Meanwhile, a variety of research into Salmonella spp. antimicrobial resistance in chicken and poultry products has been conducted in various countries. Salmonella spp. antimicrobial resistance was isolated from chicken and poultry products in Egypt, Iran, Japan, Malaysia, Myanmar, Singapore, and South Korea, as shown in Table 3. Except for the study conducted in Japan, all the studies used the disk diffusion test to assess the antimicrobial resistance of Salmonella spp. that were isolated from chicken and poultry products. Overall, each country’s Salmonella strains demonstrated varying resistance levels to antimicrobial medicines.

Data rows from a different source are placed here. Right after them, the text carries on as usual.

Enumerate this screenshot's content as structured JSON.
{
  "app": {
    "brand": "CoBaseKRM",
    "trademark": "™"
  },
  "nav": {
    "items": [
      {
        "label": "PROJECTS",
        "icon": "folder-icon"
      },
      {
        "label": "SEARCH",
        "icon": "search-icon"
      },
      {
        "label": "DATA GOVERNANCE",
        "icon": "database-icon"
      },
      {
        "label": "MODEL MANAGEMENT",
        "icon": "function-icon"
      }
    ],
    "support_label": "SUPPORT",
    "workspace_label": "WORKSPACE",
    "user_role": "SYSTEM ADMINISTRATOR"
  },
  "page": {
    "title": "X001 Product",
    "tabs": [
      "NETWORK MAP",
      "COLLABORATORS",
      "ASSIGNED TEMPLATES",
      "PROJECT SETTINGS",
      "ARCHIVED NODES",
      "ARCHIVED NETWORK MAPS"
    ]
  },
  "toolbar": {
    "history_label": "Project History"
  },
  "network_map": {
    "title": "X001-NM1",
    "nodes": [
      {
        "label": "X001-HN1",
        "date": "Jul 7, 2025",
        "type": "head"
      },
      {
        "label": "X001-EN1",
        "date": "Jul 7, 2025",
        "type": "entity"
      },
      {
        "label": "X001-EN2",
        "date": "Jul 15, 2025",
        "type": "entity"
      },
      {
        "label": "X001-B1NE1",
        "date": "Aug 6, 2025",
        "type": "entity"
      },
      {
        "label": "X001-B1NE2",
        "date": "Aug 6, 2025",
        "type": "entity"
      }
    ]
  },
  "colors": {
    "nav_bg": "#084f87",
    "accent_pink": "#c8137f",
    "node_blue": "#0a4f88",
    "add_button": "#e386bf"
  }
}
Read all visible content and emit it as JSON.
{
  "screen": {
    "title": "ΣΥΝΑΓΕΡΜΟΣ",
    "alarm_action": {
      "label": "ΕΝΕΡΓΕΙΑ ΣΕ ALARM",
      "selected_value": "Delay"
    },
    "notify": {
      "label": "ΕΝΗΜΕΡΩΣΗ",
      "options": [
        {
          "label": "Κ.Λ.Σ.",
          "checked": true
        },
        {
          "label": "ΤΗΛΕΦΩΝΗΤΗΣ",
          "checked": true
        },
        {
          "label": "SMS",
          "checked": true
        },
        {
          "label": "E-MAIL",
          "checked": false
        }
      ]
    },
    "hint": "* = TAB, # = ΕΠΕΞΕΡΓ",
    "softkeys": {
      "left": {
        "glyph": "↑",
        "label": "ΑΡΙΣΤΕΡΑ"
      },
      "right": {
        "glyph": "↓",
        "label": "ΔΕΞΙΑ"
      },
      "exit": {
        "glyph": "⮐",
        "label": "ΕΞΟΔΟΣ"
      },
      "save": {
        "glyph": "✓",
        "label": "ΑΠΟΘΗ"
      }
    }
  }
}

According to the studies listed in Table 3, Salmonella spp. resistance to ampicillin (AMP) was observed in all the countries studied (Iran, 11.7%; Japan, 17.9%; Malaysia, 72.7%; Myanmar, 47.1; Singapore, 78.8%; South Korea, 5.6%). This suggested that AMP was commonly utilized as a main antibiotic in the poultry sector in these countries [29,48]. AMP belongs to the β-lactams family, and it works by interfering with the penicillin-binding proteins involved in synthesizing peptidoglycan formation [9,46]. The secretion of β-lactamases (blaTEM−1 and blaPSE−1) into the periplasmic fluid, hydrolyzing the beta-lactam ring into the non-antimicrobial-ability beta-amino acid, representing the resistance mechanism Salmonella spp., a Gram-negative bacterium, toward AMP [46].
Aside from AMP, nalidixic acid (NA) resistance was found in all studied countries except Myanmar. It was reported that the high Salmonella resistance rate to NA in Iran was due to the overuse of NA for growth promotion and salmonellosis treatment [24].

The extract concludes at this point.